If not for the relatively new category of best animated feature, it might have had a best-picture nomination.
By JAKE COYLE
AP ENTERTAINMENT WRITER
NEW YORK — Among the tales of depravity and violence that dominate this year’s Academy Awards race sits the bright and shining “Ratatouille.” A rat never seemed so sanitized.
The Pixar film landed five Oscar nominations and was ranked by many critics as one of the year’s best, yet was never a serious contender for best picture. Instead, it was relegated to the relatively new category of best animated feature, which the academy began dolling out in 2002.

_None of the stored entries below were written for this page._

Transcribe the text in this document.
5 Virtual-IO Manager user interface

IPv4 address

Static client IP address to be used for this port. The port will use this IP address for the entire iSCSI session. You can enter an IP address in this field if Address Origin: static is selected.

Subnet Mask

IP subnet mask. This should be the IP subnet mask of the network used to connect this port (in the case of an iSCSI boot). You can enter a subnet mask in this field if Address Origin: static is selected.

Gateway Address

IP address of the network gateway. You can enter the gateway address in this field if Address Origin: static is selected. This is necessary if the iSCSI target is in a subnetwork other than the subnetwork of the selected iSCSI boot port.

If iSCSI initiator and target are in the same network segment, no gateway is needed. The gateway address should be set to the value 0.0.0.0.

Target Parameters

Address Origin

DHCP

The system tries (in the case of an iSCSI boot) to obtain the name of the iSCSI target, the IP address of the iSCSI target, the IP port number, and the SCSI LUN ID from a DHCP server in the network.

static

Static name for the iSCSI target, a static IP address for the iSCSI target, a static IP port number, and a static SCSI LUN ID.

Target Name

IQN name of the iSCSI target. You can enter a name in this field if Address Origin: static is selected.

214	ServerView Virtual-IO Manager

Directed by Brad Bird, “Ratatouille” has garnered an aggregate score of 96 on Metacritic.com, ranking it above “Pulp Fiction,” let alone this year’s best picture candidates: “No Country for Old Men,” “There Will Be Blood,” “Juno,” “Atonement” and “Michael Clayton.”
And its other nominations across three separate disciplines — best original screenplay, best score, best sound mixing and best sound editing — suggests the kind of broad consensus that often results in bigger awards such as best director or best picture.
Its five nominations rank as the most ever for a computer animated film, and rate second among all animated films, surpassed only by the six received by Disney’s “Beauty and the Beast.” That picture, done in the traditional Disney style in 1991, stands as the only animated film to ever be nominated for best picture.
If not for the best animated feature category, it’s safe to say “Ratatouille” would have been strongly considered for best picture. Brad Lewis, the film’s producer, is quick to point out that he has no sour grapes with the academy — and that he’s ecstatic about the five widespread nominations.
Still, he has to wonder.
“Ultimately, it makes it perhaps too convenient for people to look at an animated film from an isolated perspective,” said Lewis. “Somebody can say, ‘You know what? We have a place for that, so we don’t necessarily have to give it broader consideration.’”
Tom O’Neil, a columnist specializing in awards coverage for the Los Angeles Times’ “The Envelope” Web site, has pondered whether “Ratatouille” — which he calls the best reviewed movie of the year — is the equivalent of “Beauty and the Beast,” only it had to deal with the specialized category.
“Is this a case where it’s penalized and ghettoized because there’s a separate category for animated fare?” O’Neill said. “It seems to have the same respect in the industry and among film critics as ‘Beauty and the Beast.’”
“Ratatouille,” made by Walt Disney Company and its Pixar Animations Studios, is also not a conventional animated movie. Its framing is largely based on the techniques of classic filmmaking, and the story of a rat who dreams to be a chef has been called a Joycean “Portrait of the Artist as a Young Rat.”
“I don’t think people when they walk out of ‘Ratatouille’ the first thing that they’re thinking about is ‘I went and saw an animated film today,’” said Lewis. “It’s partly because we’re telling more sophisticated stories and I think it’s because we have a more sophisticated filmmaking tool.”
“Ratatouille” also has the support of that great international critical body: the French. The film, which is set in Paris and imbued with French culture, was No. 1 at France’s box office for six weeks in a row — surpassing a record set by “Titanic.” After making $206 million at the domestic box office, “Ratatouille” made $410 million internationally.
Those totals are much greater than any of the best picture nominees, which combined haven’t grossed as much domestically as “Ratatouille.”
New York Times film critic A.O. Scott listed “Ratatouille” as one of the five films that deserved to be nominated for best picture. He earlier called it “a nearly flawless piece of popular art, as well as one of the most persuasive portraits of an artist ever committed to film.”
That judgment is notable in part because it doesn’t make use of the word “animated.”